6.1 Gemäss Art. 61 lit. g ATSG hat die im kantonalen Beschwerdeverfahren obsiegende Beschwerdeführerin Anspruch auf Ersatz der Parteikosten. Die Rückweisung der Sache an die Verwaltung zwecks Vornahme ergänzender Abklärungen gilt an anspruchsbegründendes Obsiegen (BGE 132 V 215 E. 6 S. 235). Bei der Vertreterin der Beschwerdeführerin handelt es sich indessen um die Bevollmächtigte der Sozialversicherungsfachstelle der Sozialen Dienste der Stadt [...] (vgl. Auszug aus dem Protokoll des Stadtrates der Stadt [...] vom 27. Januar 2016 betreffend Prozessvollmacht an , Beschwerdebeilage 3), weshalb praxisgemäss keine Parteientschädigung zuzusprechen ist.

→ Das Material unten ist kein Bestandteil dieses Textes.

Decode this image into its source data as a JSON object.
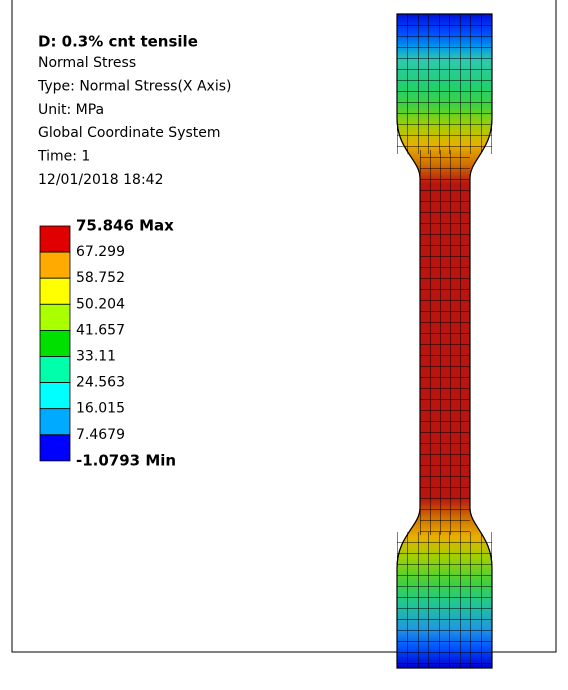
{
  "header": {
    "title": "D: 0.3% cnt tensile",
    "lines": [
      "Normal Stress",
      "Type: Normal Stress(X Axis)",
      "Unit: MPa",
      "Global Coordinate System",
      "Time: 1",
      "12/01/2018 18:42"
    ]
  },
  "legend": {
    "labels": [
      "75.846 Max",
      "67.299",
      "58.752",
      "50.204",
      "41.657",
      "33.11",
      "24.563",
      "16.015",
      "7.4679",
      "-1.0793 Min"
    ],
    "colors": [
      "#e00000",
      "#ffaa00",
      "#ffff00",
      "#aaff00",
      "#00e000",
      "#00ffaa",
      "#00ffff",
      "#00aaff",
      "#0000ff"
    ]
  }
}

6.2 Aufgrund von Art. 69 Abs. 1bis IVG ist das Beschwerdeverfahren bei Streitigkeiten um die Bewilligung oder die Verweigerung von IV-Leistungen vor dem kantonalen Versicherungsgericht kostenpflichtig. Die Kosten werden nach dem Verfahrensaufwand und unabhängig vom Streitwert im Rahmen von CHF 200.00 - 1‘000.00 festgelegt. Ausgangsgemäss hat die Beschwerdegegnerin die Verfahrenskosten von CHF 600.00 zu bezahlen. Die der Beschwerdeführerin für die Gerichtskosten gewährte unentgeltliche Rechtspflege (vgl. Verfügung vom 31. Oktober 2016, A.S. 33 f.) ist demnach gegenstandslos geworden.
Demnach wird erkannt:
1. Die Beschwerde wird in dem Sinne gutgeheissen, dass die Verfügung vom 16. August 2016 aufgehoben und die Sache an die Beschwerdegegnerin zurückgewiesen wird, damit sie die Abklärungen im Sinne der Erwägungen veranlasse und über den Anspruch der Beschwerdeführerin auf eine Invalidenrente sowie weitere berufliche Eingliederungsmassnahmen neu entscheide.
2. Es wird keine Parteientschädigung zugesprochen.
3. Die Beschwerdegegnerin hat die Verfahrenskosten von CHF 600.00 zu bezahlen.
Rechtsmittel
Gegen diesen Entscheid kann innert 30 Tagen seit der Mitteilung beim Bundesgericht Beschwerde in öffentlich-rechtlichen Angelegenheiten eingereicht werden (Adresse: Bundesgericht, Schweizerhofquai 6, 6004 Luzern). Die Frist beginnt am Tag nach dem Empfang des Urteils zu laufen und wird durch rechtzeitige Aufgabe bei der Post gewahrt. Die Frist ist nicht erstreckbar (vgl. Art. 39 ff., 82 ff. und 90 ff. des Bundesgerichtsgesetzes, BGG). Bei Vor- und Zwischenentscheiden (dazu gehört auch die Rückweisung zu weiteren Abklärungen) sind die zusätzlichen Voraussetzungen nach Art. 92 oder 93 BGG zu beachten.